宇宙と聞くと、ロケットが飛んだり、宇宙飛行士が活躍したりする、少し遠い世界の出来事のように感じるかもしれません。しかし実際には、宇宙は私たちの生活にもっと身近な、そして未来を変えるかもしれない可能性を秘めているんです。特に、重力がほとんどない宇宙空間で作られたものが、地球での暮らしを豊かにするかもしれない、と聞くと驚きますよね。

今回ご紹介するニュースは、そんな「宇宙でのものづくり」を現実のものにしようとしているアメリカのベンチャー企業、Varda Space Industries(バルダ・スペース・インダストリーズ)の新たな一歩についてです。同社は、宇宙で医薬品を製造し、それを地球に持ち帰るという、まるでSFのような事業を進めています。そしてつい先日、彼らが初めて自社で設計・製造した宇宙船「W-4」を打ち上げることが発表されました。

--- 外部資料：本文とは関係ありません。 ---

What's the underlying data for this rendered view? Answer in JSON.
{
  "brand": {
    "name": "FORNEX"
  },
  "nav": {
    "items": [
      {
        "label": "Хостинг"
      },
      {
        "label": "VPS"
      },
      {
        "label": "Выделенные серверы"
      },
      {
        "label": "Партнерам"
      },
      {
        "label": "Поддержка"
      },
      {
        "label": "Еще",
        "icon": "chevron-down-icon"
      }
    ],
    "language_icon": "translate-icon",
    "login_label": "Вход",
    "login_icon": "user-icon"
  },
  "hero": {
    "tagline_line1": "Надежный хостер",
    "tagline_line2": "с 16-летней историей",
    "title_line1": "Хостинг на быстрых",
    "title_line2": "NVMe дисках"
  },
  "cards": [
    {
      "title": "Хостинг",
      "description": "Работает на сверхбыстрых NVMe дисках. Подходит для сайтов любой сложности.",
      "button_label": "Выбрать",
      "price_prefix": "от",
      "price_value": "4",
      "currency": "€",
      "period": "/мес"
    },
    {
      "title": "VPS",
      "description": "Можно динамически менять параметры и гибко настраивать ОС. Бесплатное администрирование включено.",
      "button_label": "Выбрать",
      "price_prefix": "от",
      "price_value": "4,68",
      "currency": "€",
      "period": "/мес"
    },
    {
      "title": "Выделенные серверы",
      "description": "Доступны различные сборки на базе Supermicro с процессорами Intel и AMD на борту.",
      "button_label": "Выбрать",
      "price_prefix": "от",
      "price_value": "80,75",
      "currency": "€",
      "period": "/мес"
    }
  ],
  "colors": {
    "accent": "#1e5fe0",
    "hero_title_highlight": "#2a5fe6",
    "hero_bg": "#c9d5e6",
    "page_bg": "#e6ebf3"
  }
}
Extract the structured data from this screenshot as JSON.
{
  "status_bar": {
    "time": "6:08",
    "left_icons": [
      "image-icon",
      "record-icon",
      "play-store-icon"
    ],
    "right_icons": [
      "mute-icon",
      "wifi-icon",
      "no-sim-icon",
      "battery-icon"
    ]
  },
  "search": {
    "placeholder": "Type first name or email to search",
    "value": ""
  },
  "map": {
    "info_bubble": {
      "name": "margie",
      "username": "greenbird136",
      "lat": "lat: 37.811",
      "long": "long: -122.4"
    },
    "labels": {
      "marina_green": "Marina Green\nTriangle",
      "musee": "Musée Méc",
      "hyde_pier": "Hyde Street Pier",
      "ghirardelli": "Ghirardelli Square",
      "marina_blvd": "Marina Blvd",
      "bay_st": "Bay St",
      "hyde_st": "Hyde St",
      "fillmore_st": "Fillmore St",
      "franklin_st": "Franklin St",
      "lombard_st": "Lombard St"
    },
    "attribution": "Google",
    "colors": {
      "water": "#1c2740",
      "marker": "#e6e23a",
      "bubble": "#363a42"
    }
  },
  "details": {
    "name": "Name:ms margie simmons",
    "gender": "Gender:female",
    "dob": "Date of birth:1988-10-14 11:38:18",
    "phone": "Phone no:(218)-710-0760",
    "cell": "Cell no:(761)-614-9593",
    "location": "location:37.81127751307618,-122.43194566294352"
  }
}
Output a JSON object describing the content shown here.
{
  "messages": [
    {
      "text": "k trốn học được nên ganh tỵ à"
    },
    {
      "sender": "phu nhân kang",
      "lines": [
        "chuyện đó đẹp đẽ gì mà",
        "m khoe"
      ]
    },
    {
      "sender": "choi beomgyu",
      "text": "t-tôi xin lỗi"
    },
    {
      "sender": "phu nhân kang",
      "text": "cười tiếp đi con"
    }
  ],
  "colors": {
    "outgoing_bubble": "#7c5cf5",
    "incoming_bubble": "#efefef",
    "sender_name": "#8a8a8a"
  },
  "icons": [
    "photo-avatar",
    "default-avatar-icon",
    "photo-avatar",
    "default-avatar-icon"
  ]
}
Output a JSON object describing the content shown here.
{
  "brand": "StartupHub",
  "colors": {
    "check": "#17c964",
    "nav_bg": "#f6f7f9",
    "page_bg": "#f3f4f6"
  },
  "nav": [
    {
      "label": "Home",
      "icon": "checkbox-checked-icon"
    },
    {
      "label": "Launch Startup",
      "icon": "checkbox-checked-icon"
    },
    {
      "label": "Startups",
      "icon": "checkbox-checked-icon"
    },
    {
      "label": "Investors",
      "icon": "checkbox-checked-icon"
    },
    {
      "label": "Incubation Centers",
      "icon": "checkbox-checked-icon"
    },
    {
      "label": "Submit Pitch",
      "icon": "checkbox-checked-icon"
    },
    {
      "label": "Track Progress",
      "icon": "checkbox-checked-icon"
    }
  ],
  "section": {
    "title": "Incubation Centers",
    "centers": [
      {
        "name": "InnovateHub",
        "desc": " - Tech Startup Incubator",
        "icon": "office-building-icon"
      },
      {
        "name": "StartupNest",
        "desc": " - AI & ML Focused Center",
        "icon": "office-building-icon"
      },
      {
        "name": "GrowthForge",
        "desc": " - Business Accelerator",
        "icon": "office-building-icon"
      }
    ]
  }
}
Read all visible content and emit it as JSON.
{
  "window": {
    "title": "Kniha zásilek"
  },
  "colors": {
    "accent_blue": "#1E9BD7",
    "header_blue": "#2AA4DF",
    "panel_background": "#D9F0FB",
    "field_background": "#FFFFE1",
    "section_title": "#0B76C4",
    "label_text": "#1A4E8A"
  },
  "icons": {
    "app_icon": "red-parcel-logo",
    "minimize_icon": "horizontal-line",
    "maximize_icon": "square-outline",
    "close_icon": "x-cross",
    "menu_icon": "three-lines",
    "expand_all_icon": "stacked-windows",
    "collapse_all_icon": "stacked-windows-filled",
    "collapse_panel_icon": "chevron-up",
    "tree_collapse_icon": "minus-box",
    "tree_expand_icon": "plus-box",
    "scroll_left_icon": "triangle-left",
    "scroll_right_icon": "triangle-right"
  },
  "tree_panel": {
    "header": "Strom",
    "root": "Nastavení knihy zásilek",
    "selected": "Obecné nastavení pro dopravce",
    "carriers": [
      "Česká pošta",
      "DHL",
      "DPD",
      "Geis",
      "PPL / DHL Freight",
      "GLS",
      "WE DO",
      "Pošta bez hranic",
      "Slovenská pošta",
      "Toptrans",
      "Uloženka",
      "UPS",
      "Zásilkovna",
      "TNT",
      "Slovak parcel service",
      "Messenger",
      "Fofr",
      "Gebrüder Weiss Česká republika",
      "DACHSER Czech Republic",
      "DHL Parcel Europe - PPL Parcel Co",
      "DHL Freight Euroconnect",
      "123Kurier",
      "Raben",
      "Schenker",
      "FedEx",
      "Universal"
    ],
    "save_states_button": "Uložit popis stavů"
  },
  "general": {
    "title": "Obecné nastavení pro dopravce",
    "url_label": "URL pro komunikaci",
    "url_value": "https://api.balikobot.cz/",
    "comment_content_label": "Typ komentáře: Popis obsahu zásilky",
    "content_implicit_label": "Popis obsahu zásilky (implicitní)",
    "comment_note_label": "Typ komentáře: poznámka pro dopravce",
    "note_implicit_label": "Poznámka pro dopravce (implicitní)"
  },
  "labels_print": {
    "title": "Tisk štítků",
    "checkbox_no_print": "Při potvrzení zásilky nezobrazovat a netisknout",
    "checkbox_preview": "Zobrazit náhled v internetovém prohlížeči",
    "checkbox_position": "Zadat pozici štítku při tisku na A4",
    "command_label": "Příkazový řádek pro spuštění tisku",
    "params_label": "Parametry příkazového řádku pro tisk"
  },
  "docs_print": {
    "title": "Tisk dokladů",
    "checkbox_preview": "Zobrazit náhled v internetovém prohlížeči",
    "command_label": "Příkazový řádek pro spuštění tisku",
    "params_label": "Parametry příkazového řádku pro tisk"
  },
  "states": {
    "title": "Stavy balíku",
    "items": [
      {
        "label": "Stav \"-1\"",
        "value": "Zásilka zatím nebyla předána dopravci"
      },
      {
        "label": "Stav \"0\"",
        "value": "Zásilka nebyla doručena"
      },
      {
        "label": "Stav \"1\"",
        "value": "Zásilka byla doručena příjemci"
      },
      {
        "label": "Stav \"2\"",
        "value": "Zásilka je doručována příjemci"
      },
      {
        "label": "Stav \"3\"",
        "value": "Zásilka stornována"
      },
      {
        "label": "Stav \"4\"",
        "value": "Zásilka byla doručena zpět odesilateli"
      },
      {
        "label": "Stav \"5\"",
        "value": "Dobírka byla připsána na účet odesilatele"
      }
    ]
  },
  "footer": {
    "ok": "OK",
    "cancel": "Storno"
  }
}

この注目すべき出来事は、Varda to launch its first in-house built spacecraft for on-orbit manufacturing - SpaceNews で報じられました。記事によると、この「W-4」は、アメリカ西海岸にあるバンデンバーグ宇宙軍基地から、SpaceX相乗りミッションとして、2025年6月21日(米国時間)にも打ち上げられる予定です。つまり、この記事を読んでいる今、まさにその打ち上げが行われたか、行われようとしている、非常にタイムリーなニュースなのです。宇宙での製造業が、いよいよ本格的な実用化に向けて加速している証拠と言えるでしょう。

宇宙で医薬品を「製造」するってどういうこと?

Varda Space Industriesは、宇宙空間の特別な環境を利用して、医薬品などの貴重な物質を製造し、地球に持ち帰ることを目指している企業です。彼らの宇宙船は、大きく分けて2つの要素からできています。1つは、宇宙空間を移動したり、必要な電力を供給したりする「衛星バス」と呼ばれる部分。もう1つは、実際に医薬品などを製造する装置を搭載し、最終的に地球に帰ってくるための「再突入カプセル(さいとつにゅうカプセル)」です。

なぜ宇宙で医薬品を作るの?

宇宙でのものづくり、特に医薬品の製造に注目が集まるのは、宇宙空間には地球上では得られない「微小重力(びしょうじゅうりょく」という特別な環境があるからです。

  • 微小重力とは?: 地球の重力がほとんど感じられない、ふわふわと浮かぶような状態のこと。国際宇宙ステーションISS)の中で宇宙飛行士が浮かんでいるのを見たことがあると思いますが、あれが微小重力状態です。

この微小重力環境では、物質が地球上とは異なる振る舞いをします。例えば、液体中で結晶を作る「溶液結晶化(ようえきけっしょうか)」という技術を使うと、地球では重力の影響で沈んでしまったり、不純物が混ざったりしてしまう物質も、微小重力下ではより純粋で、均一な、あるいは全く新しい構造を持つ結晶を作ることができるのです。

Varda社は、この特性を利用して、地球上では作ることが難しい、より高品質な医薬品の結晶を宇宙で作ろうとしています。医薬品の結晶構造が病気への効き目に大きく影響することがあるため、これは非常に重要な技術なんです。

自社製造への「垂直統合」がカギ

今回の「W-4」ミッションで特に注目すべきは、Varda社が初めて宇宙船全体を自社で設計・製造したという点です。これまでの3回のミッションでは、他社(Rocket Lab(ロケットラボ))から「衛星バス」の部品を供給してもらっていました。

Varda社の最高技術責任者(CTO)であるニコラス・チアルデラ氏は、「多様な顧客の要望に応え、カプセルに合うプラットフォームを自社で迅速に作れる必要があった」と語っています。これは、彼らがビジネスを拡大し、より多くの医薬品を迅速に製造・供給していく上で、「垂直統合(すいちょくとうごう)」という戦略を選んだことを意味します。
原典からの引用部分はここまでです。